First, the claim that table salt is not real salt. For most of us, salt refers to sodium chloride, an edible crystalline product that provides most of our sodium intake. Table salt contains 97% or more sodium chloride; I find it hard to see how table salt does not then qualify as “real” salt (other salts contain 90-97% sodium chloride). I will note, now, that the term salt has very broad usage in chemistry; many things can be considered a salt. But I digress. True, the salt in our shakers does not emerge from the earth in such pure white and uniform crystals, but that does not make it less salt. This claim is an appeal to the naturalistic fallacy, of which I am no fan. Avoiding refined foods is a good rule of thumb when planning your diet, but salt (whatever type you like) is not a food. It is a mineral compound, an ingredient. It affects our health and nutrition but is not, nor was it ever, a significant source of nutrition. Hence, it is not fair to liken salt that has been refined into table salt to corn kernels that have been refined into cheese puffs.
Next, the article claims that the negative health effects of salt intake, most notably high blood pressure (though there is the evidence is unclear regarding the link between salt/sodium intake and cardiac event risk) are due to the high sodium content of table salt without adequate magnesium to balance it (the magnesium having been stripped away during refining). Inadequate magnesium intake does appear to play a role in high blood pressure, among other health conditions. Adult humans require 320-400 mg magnesium daily; typical intake from the western diet appears to be declining. Table salt is almost completely devoid of magnesium, while sea salt and Himalayan salt do contain some. These salts also contain some amount of various other minerals, the exact compositions varying based on where the salt originated. However, it is the dose that makes the cure or the poison. Per teaspoon, sea salt contains approximately 20 mg magnesium and Himalayan salt provides approximately 0.00092 mg magnesium. Even if you did consume 1 teaspoon of sea salt a day, you would only get 5% of the RDA; that one teaspoon also provides almost the entire day’s allotment of sodium. Compare that to 1 oz dry roasted almonds that provide 20% of the RDA with minimal added sodium. Increasing magnesium in the diet is probably a good idea for most of us; the type of salt we choose will have a negligible effect on our overall intake. The same goes for all the other trace minerals found in unrefined salts.
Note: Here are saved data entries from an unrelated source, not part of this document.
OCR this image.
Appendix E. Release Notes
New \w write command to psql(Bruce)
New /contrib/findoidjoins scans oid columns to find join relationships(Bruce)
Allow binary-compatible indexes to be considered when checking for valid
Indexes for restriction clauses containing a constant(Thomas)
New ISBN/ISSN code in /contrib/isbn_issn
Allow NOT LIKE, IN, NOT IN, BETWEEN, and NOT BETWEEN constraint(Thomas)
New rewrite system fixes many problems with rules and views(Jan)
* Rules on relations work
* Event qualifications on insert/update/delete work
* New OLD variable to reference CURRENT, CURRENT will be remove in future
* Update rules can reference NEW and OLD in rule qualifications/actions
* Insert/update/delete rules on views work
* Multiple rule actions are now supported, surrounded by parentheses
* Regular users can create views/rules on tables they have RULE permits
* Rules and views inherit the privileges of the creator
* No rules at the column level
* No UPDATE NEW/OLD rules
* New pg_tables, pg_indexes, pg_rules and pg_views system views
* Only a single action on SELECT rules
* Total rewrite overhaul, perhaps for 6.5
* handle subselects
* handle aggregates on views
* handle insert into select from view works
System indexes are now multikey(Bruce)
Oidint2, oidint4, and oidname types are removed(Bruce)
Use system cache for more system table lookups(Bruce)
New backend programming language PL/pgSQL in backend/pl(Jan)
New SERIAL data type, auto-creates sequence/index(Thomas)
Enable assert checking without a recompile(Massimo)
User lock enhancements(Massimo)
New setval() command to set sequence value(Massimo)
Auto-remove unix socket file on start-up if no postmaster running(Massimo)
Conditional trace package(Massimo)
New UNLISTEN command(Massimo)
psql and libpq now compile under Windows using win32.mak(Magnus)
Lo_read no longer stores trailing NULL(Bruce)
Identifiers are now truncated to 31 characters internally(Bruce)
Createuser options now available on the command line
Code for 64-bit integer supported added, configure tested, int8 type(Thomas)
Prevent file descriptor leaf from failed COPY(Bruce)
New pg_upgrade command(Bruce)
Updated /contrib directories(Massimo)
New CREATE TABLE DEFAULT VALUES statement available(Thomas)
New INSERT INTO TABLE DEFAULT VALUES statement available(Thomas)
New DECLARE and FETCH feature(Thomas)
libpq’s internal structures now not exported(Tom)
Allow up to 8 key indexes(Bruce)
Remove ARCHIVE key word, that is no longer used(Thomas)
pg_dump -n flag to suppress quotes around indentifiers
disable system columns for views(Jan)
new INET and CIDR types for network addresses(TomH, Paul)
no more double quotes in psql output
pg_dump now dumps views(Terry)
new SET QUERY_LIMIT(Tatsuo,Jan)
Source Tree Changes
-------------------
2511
Third, the author starts discussing the dangers of inadequate sodium intake. It’s not clear what this has to do with the type of salt we choose; if we are concerned about not getting enough, then it seems that table salt would be the most reasonable choice as it typically has the most sodium (as noted above). But of course, outside of severely sodium-restricted diets, water intoxication, and a few rarely disorders, low sodium intake is of no concern: we typically consume about 3400 mg sodium daily while our needs are only 1500 mg. The author correctly points out that sodium is vital for proper nerve conduction and hydration, but what is not made clear is that, because of the importance of this nutrient, sodium regulation is a tightly controlled process . Our sodium levels are largely independent of intake; you could eat 10,000 mg sodium a day without raising your blood sodium levels.
The article goes on to fear-monger about the bleaching process and additives in table salt like anti-caking agents which contain aluminum or ferrocyanide (both of which a regulated and found to be safe for human consumption). The important point here is that these additives are in minute amounts and are unlikely to cause harm. We have far better things to worry about than this.
There are lots of salts on the market, but the biggest differences are the look, taste, and cost. Choose the one you like best, use the least amount you need for flavour, and don’t for a minute think that you are getting a hefty dose of any minerals other than sodium and chloride.